Warner Bros. Discovery, led by David Zaslav, has revealed that the ongoing strikes in Hollywood are likely to harm the company’s earnings in 2023.
According to a recent SEC filing (as per Variety), WBD anticipates a negative impact ranging from $300 million to $500 million. This is expected to result in lower adjusted earnings for the full year, projected to be between $10.5 billion and $11 billion.
The cause of this financial hit is the ongoing work stoppages by the Writers Guild of America (WGA) and the Screen Actors Guild-American Federation of Television and Radio Artists (SAG-AFTRA).
The Writers Guild of America, representing over 11,000 writers in the film and television industry, began their strike on May 2.
SAG-AFTRA, representing approximately 160,000 actors, joined the strike alongside the writers on July 14.
Unfortunately, there hasn’t been much progress in negotiations between the two sides since the strikes began.
Warner Bros. Discovery Hopeful WGA/SAG-AFTRA Strikes Will End Soon
Warner Bros. Discovery (WBD) has expressed optimism about the resolution of the strikes in the near future, although they have not specified a particular timeframe for when the strikes might come to an end.
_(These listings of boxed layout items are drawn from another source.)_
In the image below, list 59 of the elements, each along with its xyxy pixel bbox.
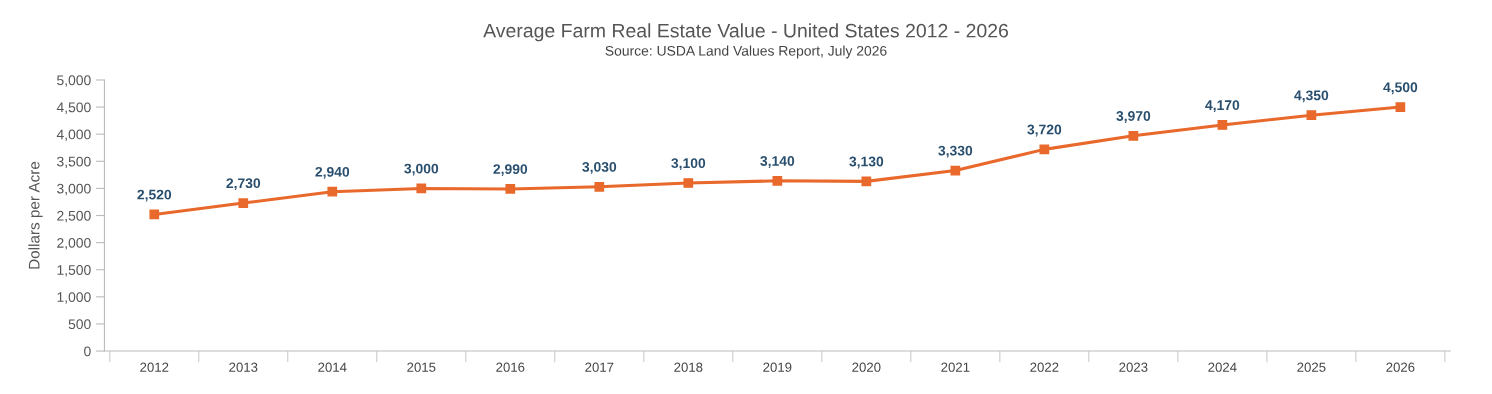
point [1128,130,1139,141]
data-label: 2,940 [315,166,350,179]
data-label: 3,130 [849,156,884,169]
data-label: 4,500 [1383,82,1418,95]
point [950,165,961,176]
data-label: 3,030 [582,162,617,174]
y-tick-label: 4,000 [56,129,91,142]
x-tick-label: 2014 [318,362,347,372]
y-tick-label: 2,500 [57,210,91,223]
data-label: 3,100 [671,158,706,171]
x-tick-label: 2023 [1119,362,1148,372]
y-tick-label: 500 [68,319,91,330]
point [683,178,694,188]
data-label: 3,720 [1027,124,1062,137]
y-axis-title: Dollars per Acre [28,161,43,269]
point [861,176,872,187]
data-label: 3,140 [760,156,795,168]
x-tick-label: 2016 [496,362,525,372]
data-label: 4,350 [1294,90,1329,103]
point [772,175,783,186]
x-tick-label: 2019 [763,362,792,372]
x-tick-label: 2018 [674,362,703,372]
x-tick-label: 2013 [229,362,258,372]
data-label: 3,330 [938,145,973,158]
point [1306,110,1317,121]
y-tick-label: 1,000 [57,292,91,304]
y-tick-label: 2,000 [57,237,91,250]
point [149,209,160,220]
y-tick-label: 3,500 [57,156,91,169]
y-tick-label: 4,500 [56,102,91,114]
data-label: 4,170 [1205,100,1240,113]
x-tick-label: 2022 [1030,362,1059,372]
x-tick-label: 2021 [941,362,970,372]
x-tick-label: 2024 [1208,362,1237,372]
point [238,198,249,208]
point [416,183,427,194]
point [505,184,516,194]
x-tick-label: 2017 [585,362,614,372]
data-label: 2,990 [493,164,528,177]
x-tick-label: 2026 [1386,362,1415,372]
x-tick-label: 2025 [1297,362,1326,372]
data-label: 2,730 [226,178,261,191]
data-label: 2,520 [137,189,172,202]
y-tick-label: 3,000 [57,183,91,196]
data-label: 3,000 [404,163,439,176]
x-tick-label: 2012 [140,362,169,372]
point [594,181,605,192]
point [1039,144,1050,155]
y-tick-label: 0 [84,346,91,357]
y-tick-label: 1,500 [57,265,91,277]
x-tick-label: 2015 [407,362,436,372]
chart-title: Average Farm Real Estate Value - United States 2012 - 2026 [483,23,1008,42]
chart-subtitle: Source: USDA Land Values Report, July 2026 [605,45,887,59]
x-tick-label: 2020 [852,362,881,372]
y-tick-label: 5,000 [57,75,91,87]
point [327,186,338,197]
point [1217,120,1228,130]
point [1395,102,1406,112]
data-label: 3,970 [1116,111,1151,123]
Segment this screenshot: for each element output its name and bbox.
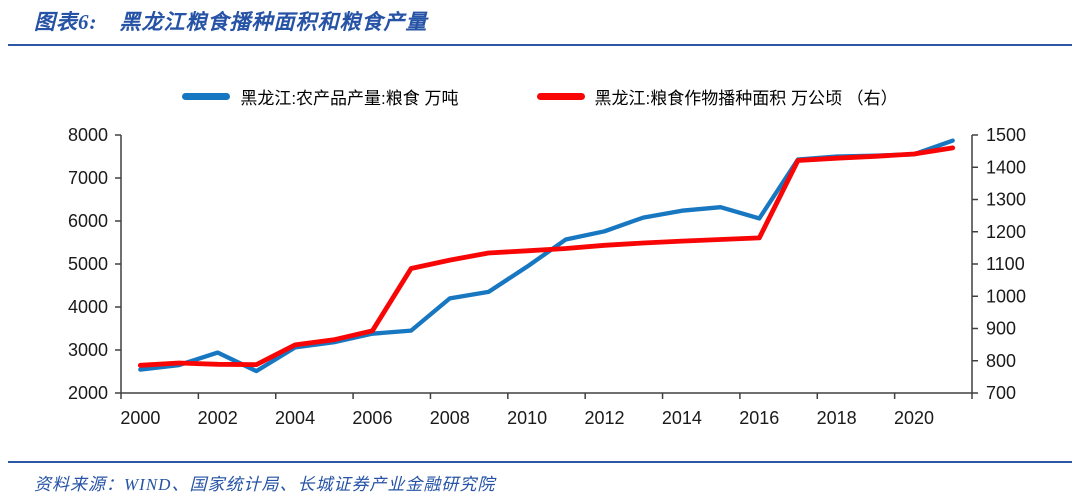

In its SEC filing, the company said:
“While WBD is hopeful that these strikes will be resolved soon, it cannot predict when the strikes will ultimately end. With both guilds still on strike today, the company now assumes the financial impact to WBD of these strikes will persist through the end of 2023.”
The company has revised 2023 guidance which had previously assumed that the strikes would be resolved by early September, as mentioned during the second-quarter earnings conference call.
Zaslev-led company further said in its regulatory filing:
“WBD continues to prioritize and work diligently with other industry leadership to resolve the current WGA and SAG-AFTRA strikes in a manner that is fair and values the important work of, and partnership with, the writers and actors,”
Zaslav has been involved in talks with the striking Writers Guild of America union, which has been on strike for over 100 days. He’s also been in discussions with the actors’ union, which started its strike in July.
These strikes have halted Hollywood production, affecting companies like Warner Bros. Discovery, which owns TV and movie studios, as well as a significant number of pay TV networks.